What is now apparent is that insurance companies can never hedge their risks enough by solely concentrating on at-risk areas and that’s what we are seeing across the board - that all insurance is getting more expensive, particularly homeowner policies. What used to be $800 or $1200 or $1600 is now $3800, especially in areas not close to fire stations or fire hydrants, ie, rural homes. So the insurance companies are, in order to stay financially solvent, spreading the pain to all their policy holders. Same is true with car insurance - everything is more expensive to fix - cars, homes, boats - and that results in higher premiums across the board. (caveat - some of this also, for me, is that I'm buying nicer things, and haven't adjusted my 'insurance mindset' to the obviousness that nicer things cost more to insure - a Mercedes is more expensive to insure/fix than a 1998 Rav 4, a 2008 Mariner, or a Jeep Grand Cherokee).

So in some ways, insurance costs and/or the inability to actually even get insurance, is the proverbial canary in the coal mine, and that bird is experiencing difficulties. We had a homeowner who had a wood-stove, installed in new construction 10 years ago, which was flagged for improper installation, with a demand for installation records and proof of professional install. That’s one hard exercise for a new homeowner trying to trace the installation back through 1 homeowner, it’s another when the wood stove was installed in 1952 and the same demand is made.
What we are seeing is this new-found seriousness on the part of insurance companies to reduce their risks. And also making payouts a lot more difficult.

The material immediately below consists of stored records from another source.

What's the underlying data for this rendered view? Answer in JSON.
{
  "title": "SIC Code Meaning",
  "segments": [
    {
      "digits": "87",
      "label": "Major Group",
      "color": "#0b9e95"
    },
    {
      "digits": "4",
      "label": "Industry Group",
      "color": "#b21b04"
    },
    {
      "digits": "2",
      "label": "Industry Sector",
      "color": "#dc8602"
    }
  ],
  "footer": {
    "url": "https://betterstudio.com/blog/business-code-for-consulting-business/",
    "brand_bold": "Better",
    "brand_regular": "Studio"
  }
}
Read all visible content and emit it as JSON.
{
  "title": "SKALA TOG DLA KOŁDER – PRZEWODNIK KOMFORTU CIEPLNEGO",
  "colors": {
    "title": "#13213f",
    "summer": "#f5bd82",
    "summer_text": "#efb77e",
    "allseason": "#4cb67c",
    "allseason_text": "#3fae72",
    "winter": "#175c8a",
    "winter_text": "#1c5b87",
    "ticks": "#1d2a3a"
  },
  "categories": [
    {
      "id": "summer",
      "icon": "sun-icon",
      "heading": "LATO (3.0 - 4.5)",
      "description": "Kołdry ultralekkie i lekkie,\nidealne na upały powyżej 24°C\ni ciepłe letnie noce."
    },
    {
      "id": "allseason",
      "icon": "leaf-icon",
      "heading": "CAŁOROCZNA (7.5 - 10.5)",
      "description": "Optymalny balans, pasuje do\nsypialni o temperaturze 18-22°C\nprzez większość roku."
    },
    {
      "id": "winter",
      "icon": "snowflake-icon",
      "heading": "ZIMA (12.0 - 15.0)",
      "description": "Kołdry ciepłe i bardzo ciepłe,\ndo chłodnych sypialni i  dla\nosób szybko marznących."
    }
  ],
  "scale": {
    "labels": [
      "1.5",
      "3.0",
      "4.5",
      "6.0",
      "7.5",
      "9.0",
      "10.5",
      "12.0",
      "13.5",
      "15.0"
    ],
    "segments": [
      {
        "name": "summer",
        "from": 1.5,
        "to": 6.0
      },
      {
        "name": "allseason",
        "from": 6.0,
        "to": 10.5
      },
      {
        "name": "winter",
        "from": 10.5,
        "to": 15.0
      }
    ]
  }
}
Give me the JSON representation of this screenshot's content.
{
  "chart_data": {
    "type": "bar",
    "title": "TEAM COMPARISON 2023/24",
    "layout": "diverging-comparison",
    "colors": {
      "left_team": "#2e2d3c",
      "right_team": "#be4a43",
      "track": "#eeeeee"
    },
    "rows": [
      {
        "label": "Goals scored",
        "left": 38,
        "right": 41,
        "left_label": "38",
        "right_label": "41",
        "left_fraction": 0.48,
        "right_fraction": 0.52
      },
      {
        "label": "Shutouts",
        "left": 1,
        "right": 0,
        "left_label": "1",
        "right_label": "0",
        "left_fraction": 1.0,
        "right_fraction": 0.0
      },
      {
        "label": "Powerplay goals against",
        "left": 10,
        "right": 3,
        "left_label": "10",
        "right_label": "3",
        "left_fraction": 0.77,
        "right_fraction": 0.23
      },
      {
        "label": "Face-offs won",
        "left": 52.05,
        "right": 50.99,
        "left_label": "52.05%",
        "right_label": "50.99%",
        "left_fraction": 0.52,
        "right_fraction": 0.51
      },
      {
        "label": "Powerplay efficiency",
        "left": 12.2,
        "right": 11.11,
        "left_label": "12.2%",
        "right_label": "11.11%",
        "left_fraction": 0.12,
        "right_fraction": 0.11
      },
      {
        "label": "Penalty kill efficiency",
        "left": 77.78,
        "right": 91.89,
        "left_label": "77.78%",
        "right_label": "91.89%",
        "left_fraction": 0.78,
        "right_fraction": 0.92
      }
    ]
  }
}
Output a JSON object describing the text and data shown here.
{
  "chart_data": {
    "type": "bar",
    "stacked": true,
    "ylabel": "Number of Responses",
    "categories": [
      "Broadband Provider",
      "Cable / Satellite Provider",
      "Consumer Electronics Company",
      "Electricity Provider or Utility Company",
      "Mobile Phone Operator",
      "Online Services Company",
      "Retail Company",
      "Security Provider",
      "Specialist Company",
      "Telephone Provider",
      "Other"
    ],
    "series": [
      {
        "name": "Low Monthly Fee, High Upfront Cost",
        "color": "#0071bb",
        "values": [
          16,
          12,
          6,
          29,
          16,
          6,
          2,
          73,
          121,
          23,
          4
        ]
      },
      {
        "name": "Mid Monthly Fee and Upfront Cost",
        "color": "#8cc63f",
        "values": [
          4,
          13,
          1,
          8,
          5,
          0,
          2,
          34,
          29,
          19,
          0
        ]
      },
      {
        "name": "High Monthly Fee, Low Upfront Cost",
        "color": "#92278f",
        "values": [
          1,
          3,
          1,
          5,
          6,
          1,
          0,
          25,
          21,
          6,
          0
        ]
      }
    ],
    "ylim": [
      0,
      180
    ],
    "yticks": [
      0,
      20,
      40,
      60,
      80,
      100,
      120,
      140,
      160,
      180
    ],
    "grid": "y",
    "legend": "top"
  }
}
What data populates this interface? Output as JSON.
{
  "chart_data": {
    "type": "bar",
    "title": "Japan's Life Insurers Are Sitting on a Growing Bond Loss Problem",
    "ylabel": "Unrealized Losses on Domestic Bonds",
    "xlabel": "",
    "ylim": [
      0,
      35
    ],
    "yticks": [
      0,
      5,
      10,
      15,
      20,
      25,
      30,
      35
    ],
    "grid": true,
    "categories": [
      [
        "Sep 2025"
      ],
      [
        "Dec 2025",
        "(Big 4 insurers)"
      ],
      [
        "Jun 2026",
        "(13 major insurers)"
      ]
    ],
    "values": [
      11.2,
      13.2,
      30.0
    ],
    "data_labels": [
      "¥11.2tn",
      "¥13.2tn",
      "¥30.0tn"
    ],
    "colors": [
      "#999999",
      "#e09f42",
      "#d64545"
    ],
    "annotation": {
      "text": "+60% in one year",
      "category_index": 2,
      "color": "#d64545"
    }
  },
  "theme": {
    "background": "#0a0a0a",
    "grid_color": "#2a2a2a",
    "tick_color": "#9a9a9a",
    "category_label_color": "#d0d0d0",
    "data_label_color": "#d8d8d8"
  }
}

I’m pretty careful about where I build. But if we start to see random flooding after intense rain where every stream is a potential problem, that’s a gigantic expansion of risk from where we currently are, with oceanfront and documented flood plains at most risk. I mean, if the government starts to change flood plain maps as flooding becomes more pronounced, and one day you wake up and your home is now rated as flood prone, that is big deal for the homeowner and the inherent investment in the home, since flood plain/prone homes are worth less.
Anyways, what has happened to the those communities, communities I have visited and know well, leaves me with a disorienting sadness for those folks who were just doing their thing, at 2000 ft above sea level, and then it was gone.